Decades of previous biological research led to the discovery
that many cells have an internal structure akin to a skeleton. This cellular
skeleton, called the actin cytoskeleton, is somewhat like the bone structure in
animals; it provides the rigidity needed for movement.
Congzhou Wang,
Ph.D., assistant professor of nanoscience and nanoengineering at South Dakota
Mines, specializes in understanding the interaction between these cellular
skeletons and nano-sized particles, which are thousands of times smaller than
the width of a human hair. Nanoparticles are so small that they can be easily
‘eaten’ by cells.
“We are looking at how nanomaterials change the bone
structure of the cell,” says Wang. “If we break our bones, we can’t move; it’s
the same way with cells. If a nanomaterial disrupts the structure of the cell,
it renders it immobile.”
Wang has won a highly prestigious National Science
Foundation (NSF) CAREER Award for his work, which has real promise for both
stopping cancer and understanding how nanomaterials interact with the body. Read
more about the NSF CAREER Award
here.
Stopping Cancer
Wang aims to find nanoparticles that can attack the cytoskeleton
of cancer cells, leaving them unable to metastasize and spread through the body.
“It’s usually not the primary tumor that kills you,
it’s the cancer spreading to other organs,” says Wang. “Ninety percent of
cancer deaths are because of the movement of cancer cells that spread and cause
new tumors and we are working to stop this movement."

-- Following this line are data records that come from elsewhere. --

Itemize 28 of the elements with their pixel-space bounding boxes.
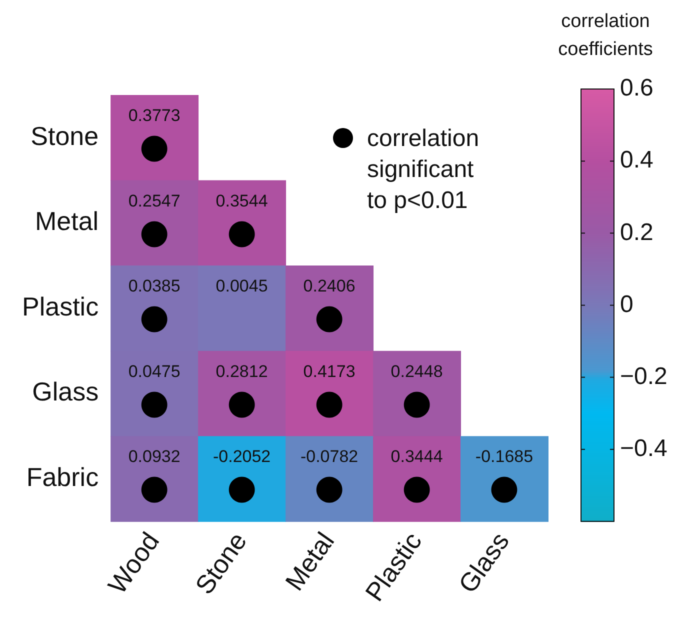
data-label: 0.2547 ● xyxy=(128,191,180,252)
y-tick-label: Fabric xyxy=(26,462,99,492)
color-bar-label: 0.2 xyxy=(620,218,654,246)
y-tick-label: Plastic xyxy=(22,291,99,322)
data-label: 0.0475 ● xyxy=(128,362,180,422)
y-tick-label: Stone xyxy=(30,120,99,151)
color-bar-label: 0.4 xyxy=(620,146,654,174)
data-label: 0.0385 ● xyxy=(128,276,180,338)
data-label: 0.2406 ● xyxy=(303,276,356,338)
data-label: 0.3773 ● xyxy=(128,106,180,167)
color-bar-label: −0.4 xyxy=(620,434,668,462)
y-tick-label: Glass xyxy=(32,376,99,407)
color-bar-label: 0 xyxy=(620,290,634,318)
data-label: -0.1685 ● xyxy=(475,447,534,508)
data-label: 0.2448 ● xyxy=(390,362,443,422)
data-label: 0.0932 ● xyxy=(128,447,180,508)
y-tick-label: Metal xyxy=(35,206,99,236)
data-label: -0.0782 ● xyxy=(300,447,358,508)
annotation: correlation significant to p<0.01 xyxy=(367,124,480,216)
color-bar-label: −0.2 xyxy=(620,362,668,390)
data-label: 0.4173 ● xyxy=(303,362,356,422)
color-bar-title: correlation coefficients xyxy=(558,11,653,60)
data-label: 0.3444 ● xyxy=(390,447,443,508)
color-bar-label: 0.6 xyxy=(620,74,654,102)
data-label: -0.2052 ● xyxy=(212,447,271,508)
data-label: 0.0045 xyxy=(216,276,268,296)
data-label: 0.3544 ● xyxy=(216,191,268,252)
data-label: 0.2812 ● xyxy=(216,362,268,422)
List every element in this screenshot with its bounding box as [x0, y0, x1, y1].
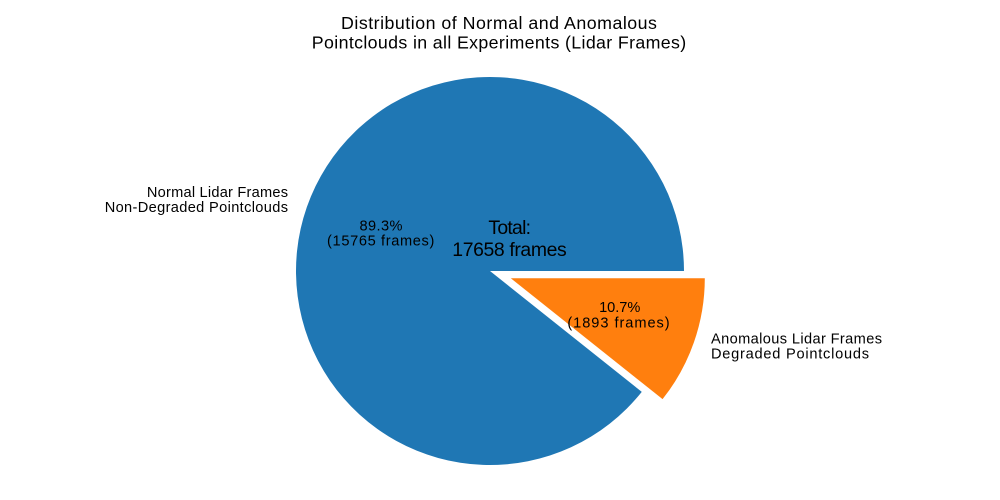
- svg-text:Normal Lidar Frames: Normal Lidar Frames: [147, 185, 288, 201]
- svg-text:Degraded Pointclouds: Degraded Pointclouds: [711, 346, 869, 362]
- svg-text:Distribution of Normal and Ano: Distribution of Normal and Anomalous: [341, 13, 657, 33]
- svg-text:89.3%: 89.3%: [360, 218, 403, 234]
- svg-text:(15765 frames): (15765 frames): [327, 233, 434, 249]
- svg-text:(1893 frames): (1893 frames): [567, 315, 669, 331]
- svg-text:17658 frames: 17658 frames: [452, 239, 566, 261]
- svg-text:Non-Degraded Pointclouds: Non-Degraded Pointclouds: [105, 200, 288, 216]
- svg-text:10.7%: 10.7%: [599, 300, 640, 316]
- svg-text:Total:: Total:: [488, 217, 531, 239]
- svg-text:Anomalous Lidar Frames: Anomalous Lidar Frames: [711, 331, 882, 347]
- svg-text:Pointclouds in all Experiments: Pointclouds in all Experiments (Lidar Fr…: [312, 33, 686, 53]
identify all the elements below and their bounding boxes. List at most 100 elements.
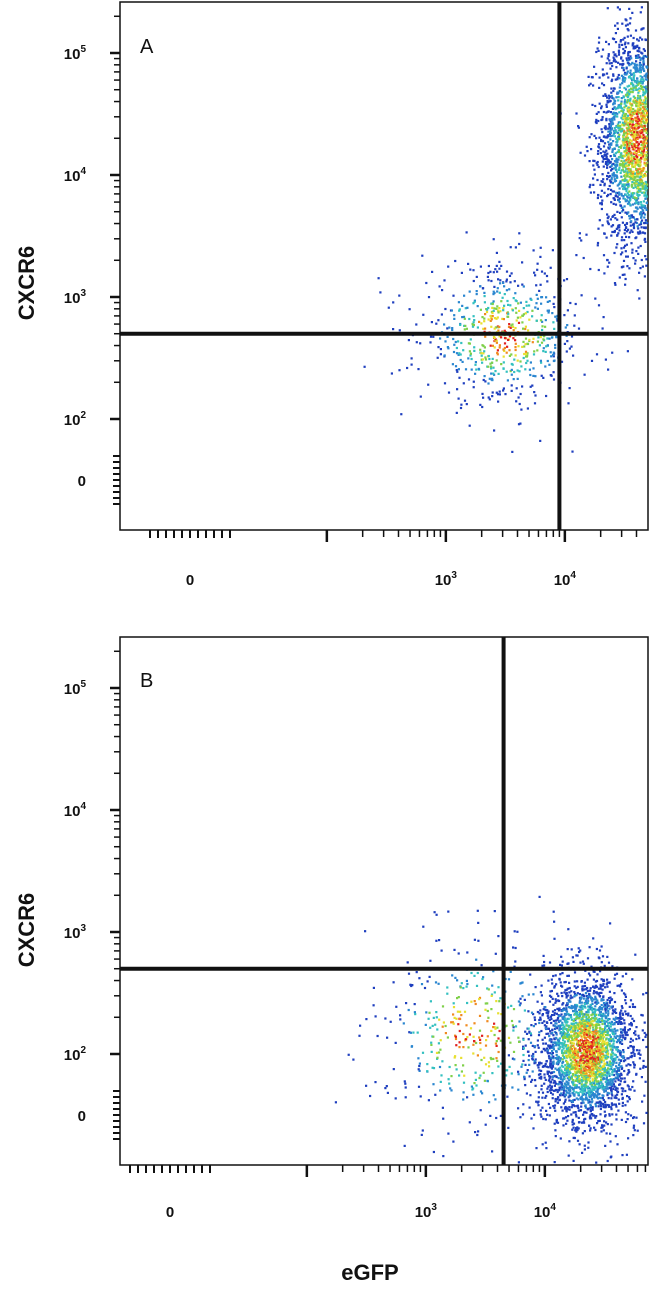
event-dot [523,1009,526,1012]
event-dot [615,174,618,177]
event-dot [540,1115,543,1118]
event-dot [548,1077,551,1080]
event-dot [620,1039,623,1042]
event-dot [454,365,458,368]
event-dot [481,361,484,364]
event-dot [636,134,639,137]
event-dot [508,354,511,357]
event-dot [570,1062,573,1065]
event-dot [454,976,457,979]
event-dot [623,124,626,127]
event-dot [641,76,644,79]
event-dot [592,1020,595,1023]
event-dot [599,1085,602,1088]
event-dot [632,108,635,111]
event-dot [634,45,637,48]
event-dot [591,1106,594,1109]
event-dot [566,1047,569,1050]
event-dot [598,949,602,952]
event-dot [611,1059,614,1062]
event-dot [565,1068,568,1071]
event-dot [615,157,618,160]
event-dot [578,1080,581,1083]
event-dot [603,1041,606,1044]
event-dot [641,65,645,68]
event-dot [553,986,556,989]
event-dot [605,1077,608,1080]
event-dot [503,304,506,307]
event-dot [611,1038,614,1041]
event-dot [568,981,571,984]
event-dot [641,78,644,81]
event-dot [633,47,636,50]
event-dot [623,141,626,144]
event-dot [566,1074,569,1077]
x-tick-label: 104 [554,570,577,589]
event-dot [552,351,555,354]
event-dot [634,80,637,83]
event-dot [566,309,569,312]
event-dot [507,303,510,306]
event-dot [569,1040,572,1043]
event-dot [548,1070,551,1073]
event-dot [615,1011,618,1014]
event-dot [493,910,496,913]
event-dot [610,1044,613,1047]
event-dot [609,138,612,141]
event-dot [611,351,614,354]
event-dot [594,104,597,108]
event-dot [552,1024,555,1027]
event-dot [446,335,449,338]
event-dot [628,88,631,91]
event-dot [610,62,613,65]
event-dot [607,215,610,218]
event-dot [634,953,637,956]
event-dot [598,991,601,995]
event-dot [627,183,630,186]
event-dot [635,206,638,209]
event-dot [567,1087,570,1090]
event-dot [573,980,576,983]
event-dot [567,1017,570,1021]
event-dot [622,121,625,124]
event-dot [572,1092,575,1095]
event-dot [546,359,549,363]
event-dot [563,1027,566,1030]
event-dot [504,393,507,396]
event-dot [609,179,612,182]
event-dot [627,1113,630,1116]
event-dot [645,131,648,134]
event-dot [508,1065,511,1068]
event-dot [593,134,596,137]
event-dot [620,109,623,112]
event-dot [580,1085,583,1088]
event-dot [490,302,493,305]
event-dot [597,143,601,146]
event-dot [492,1094,495,1097]
event-dot [582,1015,585,1018]
event-dot [610,87,613,90]
event-dot [447,1078,450,1081]
event-dot [643,128,646,131]
event-dot [613,147,616,150]
event-dot [529,361,532,364]
event-dot [453,343,456,346]
event-dot [579,961,582,964]
event-dot [634,259,637,262]
event-dot [463,294,466,297]
event-dot [491,377,494,380]
event-dot [619,1028,622,1031]
event-dot [607,1038,611,1041]
event-dot [618,1037,621,1041]
event-dot [600,1126,603,1129]
event-dot [618,86,621,89]
event-dot [619,204,623,207]
event-dot [615,1113,618,1116]
event-dot [623,130,626,133]
event-dot [615,972,619,975]
event-dot [623,1019,626,1022]
event-dot [459,358,462,362]
event-dot [479,1074,482,1077]
event-dot [517,1070,520,1073]
event-dot [578,1000,581,1003]
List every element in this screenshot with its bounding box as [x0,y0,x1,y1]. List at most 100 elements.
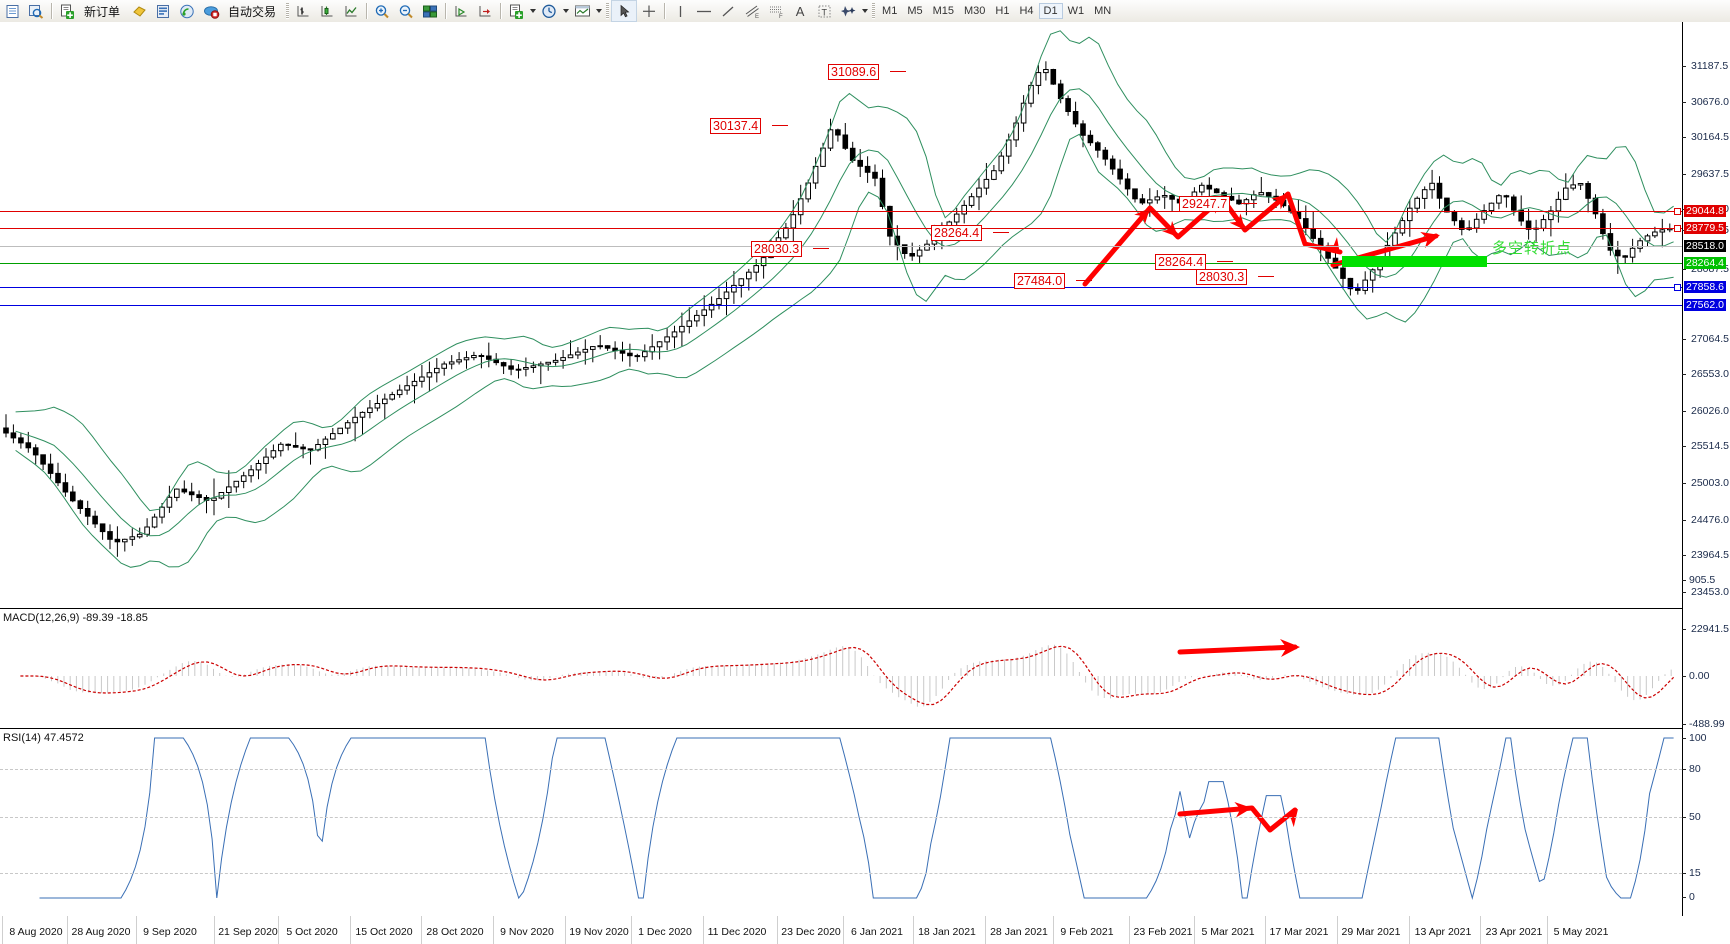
timeframe-m15[interactable]: M15 [932,5,954,17]
annotation-leader-line [772,125,788,126]
price-annotation-5[interactable]: 28264.4 [1155,254,1207,270]
level-line-27858.6[interactable] [0,287,1682,288]
level-line-28779.5[interactable] [0,228,1682,229]
text-icon[interactable]: A [795,3,805,19]
trendline-icon[interactable] [716,1,740,21]
time-axis-separator [843,916,844,944]
axis-tick [1682,374,1686,375]
support-zone-highlight [1342,256,1487,267]
time-axis-label: 15 Oct 2020 [355,926,413,938]
equidistant-channel-icon[interactable]: E [740,1,764,21]
rsi-pane[interactable] [0,730,1730,916]
terminal-icon[interactable] [0,1,24,21]
rsi-axis-label: 0 [1689,891,1695,903]
line-chart-icon[interactable] [339,1,363,21]
signals-icon[interactable] [175,1,199,21]
rsi-canvas [39,737,1674,900]
expert-advisors-icon[interactable] [127,1,151,21]
price-annotation-7[interactable]: 27484.0 [1014,273,1066,289]
zoom-in-icon[interactable] [370,1,394,21]
level-handle[interactable] [1674,225,1681,232]
templates-caret-icon[interactable] [594,9,603,13]
time-axis-label: 21 Sep 2020 [218,926,278,938]
axis-tick [1682,339,1686,340]
axis-tick [1682,592,1686,593]
price-axis-label: 24476.0 [1691,514,1729,526]
time-axis-separator [2,916,3,944]
tile-windows-icon[interactable] [418,1,442,21]
time-axis-separator [703,916,704,944]
price-annotation-4[interactable]: 29247.7 [1179,196,1231,212]
autotrading-icon[interactable] [199,1,223,21]
time-axis-label: 5 May 2021 [1553,926,1609,938]
price-annotation-2[interactable]: 28030.3 [751,241,803,257]
timeframe-mn[interactable]: MN [1094,5,1112,17]
text-label-icon[interactable]: T [812,1,836,21]
annotation-leader-line [1217,261,1233,262]
new-order-button[interactable]: 新订单 [79,1,127,21]
new-order-icon[interactable] [55,1,79,21]
level-line-28518.0[interactable] [0,246,1682,247]
candlestick-chart-icon[interactable] [315,1,339,21]
horizontal-line-icon[interactable] [692,1,716,21]
timeframe-m30[interactable]: M30 [964,5,986,17]
time-axis-label: 23 Feb 2021 [1133,926,1193,938]
price-annotation-6[interactable]: 28030.3 [1196,269,1248,285]
price-tag-29044.8: 29044.8 [1684,205,1726,217]
price-pane[interactable] [0,22,1730,608]
price-annotation-3[interactable]: 28264.4 [931,225,983,241]
zoom-out-icon[interactable] [394,1,418,21]
axis-tick [1682,769,1686,770]
templates-icon[interactable] [570,1,594,21]
mql5-community-icon[interactable] [151,1,175,21]
timeframe-w1[interactable]: W1 [1067,5,1085,17]
auto-scroll-icon[interactable] [473,1,497,21]
time-axis-label: 1 Dec 2020 [638,926,692,938]
time-axis-separator [565,916,566,944]
vertical-line-icon[interactable] [668,1,692,21]
price-annotation-1[interactable]: 30137.4 [710,118,762,134]
time-axis-label: 18 Jan 2021 [918,926,976,938]
chart-shift-icon[interactable] [449,1,473,21]
timeframe-d1[interactable]: D1 [1038,3,1063,19]
time-axis-label: 11 Dec 2020 [707,926,767,938]
shapes-caret-icon[interactable] [860,9,869,13]
period-icon[interactable] [537,1,561,21]
timeframe-m1[interactable]: M1 [882,5,898,17]
bar-chart-icon[interactable] [291,1,315,21]
indicators-caret-icon[interactable] [528,9,537,13]
level-line-28264.4[interactable] [0,263,1682,264]
macd-pane[interactable] [0,610,1730,728]
timeframe-m5[interactable]: M5 [907,5,923,17]
axis-tick [1682,174,1686,175]
fibonacci-icon[interactable]: F [764,1,788,21]
annotation-leader-line [890,71,906,72]
time-axis-separator [421,916,422,944]
toolbar-grip[interactable] [283,2,291,20]
time-axis-label: 28 Aug 2020 [71,926,131,938]
indicators-icon[interactable] [504,1,528,21]
timeframe-h4[interactable]: H4 [1019,5,1034,17]
time-axis-separator [136,916,137,944]
toolbar-grip-3[interactable] [869,2,877,20]
period-caret-icon[interactable] [561,9,570,13]
toolbar-grip-2[interactable] [603,2,611,20]
main-toolbar: 新订单 自动交易 E F A T M1 M5 M15 M30 H1 H4 D1 W1 MN [0,0,1730,23]
toolbar-separator-5 [661,2,668,20]
level-handle[interactable] [1674,284,1681,291]
timeframe-h1[interactable]: H1 [995,5,1010,17]
crosshair-icon[interactable] [637,1,661,21]
time-axis-label: 19 Nov 2020 [569,926,629,938]
time-axis-label: 23 Dec 2020 [781,926,841,938]
data-window-icon[interactable] [24,1,48,21]
level-handle[interactable] [1674,208,1681,215]
cursor-icon[interactable] [611,0,638,22]
shapes-icon[interactable] [836,1,860,21]
time-axis[interactable]: 8 Aug 2020 28 Aug 2020 9 Sep 2020 21 Sep 20… [0,916,1730,944]
macd-axis-label: 905.5 [1689,574,1716,586]
annotation-leader-line [1241,203,1257,204]
level-line-27562.0[interactable] [0,305,1682,306]
autotrading-button[interactable]: 自动交易 [223,1,283,21]
level-line-29044.8[interactable] [0,211,1682,212]
price-annotation-0[interactable]: 31089.6 [828,64,880,80]
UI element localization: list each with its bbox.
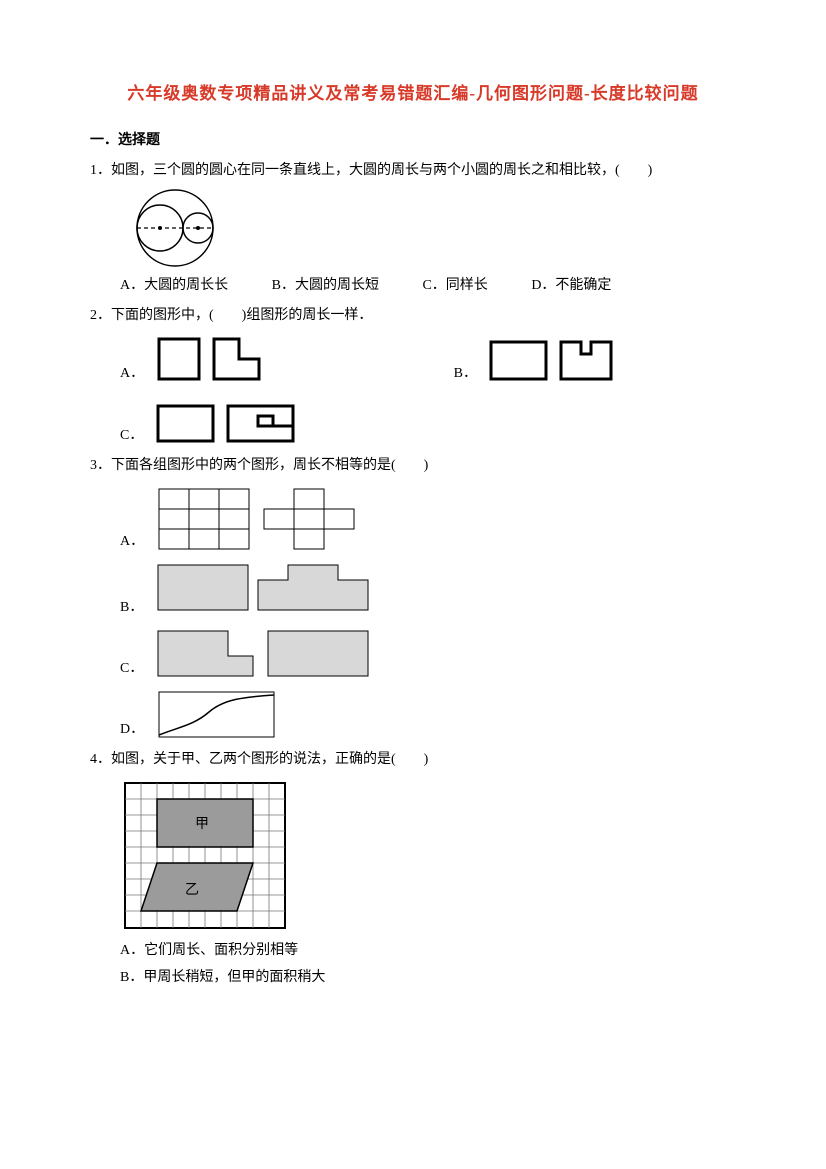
q1-opt-d: D．不能确定: [531, 274, 611, 298]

Wang is seeking to find nanomaterials that can impact
cancer cells without harming surrounding healthy cells. “We can design
nanomaterials that can target and immobilize cancer, making it easier to treat
before it spreads,” Wang says.
Wang began initial investigations and had preliminary
data on breast cancer. Next, he will examine prostate and skin cancer cells. He
hopes to show certain nanomaterials can be used to stop the movement of a broad
range of malignant cells.
Understanding Nanoparticles
in the Body
Wang is also examining how nanoparticles interact
with normal healthy cells. “This is related to environmental science, because in
our daily life we interact with both synthetic and naturally occurring
nanomaterials. They are in our water, in the air and in many of the things we
touch,” he says.
These nanoparticles can enter our blood vessels and
sometimes are absorbed in the cells lining the vessel walls. Wang is examining
nanoparticles that can change the bone structure of normal cells. “This is more
related to the toxicity of nanomaterials,” he says. A better understanding of how various
nanomaterials interact with normal human cells can help researchers understand
their possible environmental and physiological impact.
In his next phase of research, Wang aims to closely
examine how nanoparticles interact with the cells on the walls of blood
vessels.
World-Class Research
Wang is one of three faculty at Mines to win an NSF
CAREER Award since 2015.
“This is a wonderful achievement. Congratulations to
Dr. Wang,” says Mines President Jim Rankin. “This prestigious award is
reflective of the world-class faculty we are proud to have at Mines. This award
also shows the high return on investment in university research that advances
science and improves our world.”
Wang gives praise to his fellow researchers in the
nanoscience and nanoengineering department at Mines. “Dr. Steve Smith, who
leads the nano department and biomedical engineering at South Dakota Mines, is
a very experienced researcher who has been a huge help offering suggestions for
improvement in all my work, especially on the super-resolution imaging of single
cells,” says Wang. He also gives high praise to his third-year doctoral student
Jinyuan Liu, who has played an important role advancing the laboratory
research. “Because of COVID, we have had trouble recruiting students. I have
been very lucky to have Jinyuan, who has produced vital data for this grant
application.”
Wang also thanks the South Dakota Established Program to Stimulate
Competitive Research (EPSCoR) for funding the purchase of the highly sensitive
scientific instruments in his lab, essential for studying nanoparticle
interactions in biological systems, including an atomic force microscope purchased
through the EPSCoR-funded statewide bioscience research center BioSystems
Networks / Translational Research (BioSNTR). South Dakota EPSCoR also assisted
Wang by engaging a consulting firm to review his NSF Career proposal before
submission. Wang’s research is also funded by the National Institutes of Health
and the South Dakota Board of Regents through the collaborative research award
shared between Mines, SDSU, and USD (IMAGEN: Biomaterials Research in South
Dakota) and an SDBOR competitive research award.
Inspiring the Next Generation
of Researchers
Besides his work in the lab, Wang also teaches the
freshman biomedical engineering course (BME 101). “This gives me an advantage
because I get to work with a lot of freshmen who are eager and willing to come
work in my lab,” says Wang. At Mines, undergraduate students often get a chance
to do hands-on research. Wang will also work with Cassandra Birrenkott, Ph.D., who
leads the SD First
Program aimed at improving outcomes for first generation students. “Too often
college students drop out after their first summer. Our proposal is to recruit
some first-year students who can get paid and get excited about the research, and
this way we can retain them,” says Wang.